We can't pretend that public preferences are somehow removed from the context of prevailing cultural biases. The young man whose YouTube home page is full of reaction videos wasn't born desiring the approval of Westerners. Something made him into what he is. What was it?
Could it be that what is generally available forms our general preferences?
If you live in a place where every ice cream shop only sells three flavours of ice cream, every time you get asked about your favourite flavour of ice cream, you are going to answer with one of those three options. You don't know of any other flavour. You don't ask for any other flavours. The shops have no need to add more flavours to their existing menu. If someone from outside town were to ask the shop why they only provide three flavours, they might point at their menu, shrug, and say something on the lines of "this is what the people want".

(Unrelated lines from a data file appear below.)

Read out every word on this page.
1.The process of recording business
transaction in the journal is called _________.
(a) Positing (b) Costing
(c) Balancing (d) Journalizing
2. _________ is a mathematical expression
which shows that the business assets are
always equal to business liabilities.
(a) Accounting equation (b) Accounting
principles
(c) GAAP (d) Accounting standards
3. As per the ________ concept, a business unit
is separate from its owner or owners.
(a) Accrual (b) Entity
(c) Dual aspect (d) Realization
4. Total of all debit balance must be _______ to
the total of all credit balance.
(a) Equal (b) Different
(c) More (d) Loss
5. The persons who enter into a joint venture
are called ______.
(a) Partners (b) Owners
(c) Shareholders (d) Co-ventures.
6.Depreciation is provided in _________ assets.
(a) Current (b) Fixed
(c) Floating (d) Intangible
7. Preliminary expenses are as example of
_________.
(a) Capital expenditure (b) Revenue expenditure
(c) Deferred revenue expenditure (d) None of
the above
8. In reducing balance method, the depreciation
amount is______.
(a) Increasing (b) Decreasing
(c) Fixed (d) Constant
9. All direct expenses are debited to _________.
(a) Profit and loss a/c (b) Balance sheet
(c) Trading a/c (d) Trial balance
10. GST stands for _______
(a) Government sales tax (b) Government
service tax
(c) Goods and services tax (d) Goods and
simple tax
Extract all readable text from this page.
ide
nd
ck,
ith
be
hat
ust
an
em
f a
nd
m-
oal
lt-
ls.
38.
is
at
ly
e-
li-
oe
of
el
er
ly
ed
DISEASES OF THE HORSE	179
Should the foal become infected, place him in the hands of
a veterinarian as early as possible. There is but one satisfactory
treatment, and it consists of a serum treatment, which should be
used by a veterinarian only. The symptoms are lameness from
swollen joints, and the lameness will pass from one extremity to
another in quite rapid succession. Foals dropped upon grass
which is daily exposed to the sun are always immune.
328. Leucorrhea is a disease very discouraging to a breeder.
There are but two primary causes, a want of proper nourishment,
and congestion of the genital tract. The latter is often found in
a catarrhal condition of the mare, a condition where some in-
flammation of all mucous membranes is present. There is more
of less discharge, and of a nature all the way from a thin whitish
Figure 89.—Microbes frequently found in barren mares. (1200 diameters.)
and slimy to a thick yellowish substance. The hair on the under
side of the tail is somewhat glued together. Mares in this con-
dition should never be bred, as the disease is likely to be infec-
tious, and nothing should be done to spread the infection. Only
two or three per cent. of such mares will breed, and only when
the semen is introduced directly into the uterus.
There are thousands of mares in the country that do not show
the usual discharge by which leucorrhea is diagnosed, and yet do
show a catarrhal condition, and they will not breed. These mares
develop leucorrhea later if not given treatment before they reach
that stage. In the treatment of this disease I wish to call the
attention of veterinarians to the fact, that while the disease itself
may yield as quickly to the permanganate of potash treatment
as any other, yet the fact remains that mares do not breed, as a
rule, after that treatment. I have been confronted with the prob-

People know what they want. But they don't always know what they need. That has always been the job of the artist. And in an economy that forces the creator to give people what they want, the artist struggles to fulfill her responsibility of being the guardian of culture and pushing society towards the future.
I think that in terms of online content, we are right now in the 3-flavour era. The flavours are all the "popular" topics and formats and all the average mediocrity that fills them. Our collective imagination has to choose from among them because there is no choice.
When I say there is no choice, I merely mean that the choices do not surface in the sea of mediocrity. They exist in the digital deep, making themselves known to those who dive and manage to see past the murky waters of retention-edited short form garbage and scammy videos with exaggerated and breathless 3-second intros.
Now, with AI driving (or aiding) content planning and generation, the race towards mediocrity is more intense. Many who aspire to a creator career are not only shouting louder and speaking cheaper lies, they are now also using AI to do so. There are still only three flavours of ice cream, but now the ice cream isn't actually ice cream at all.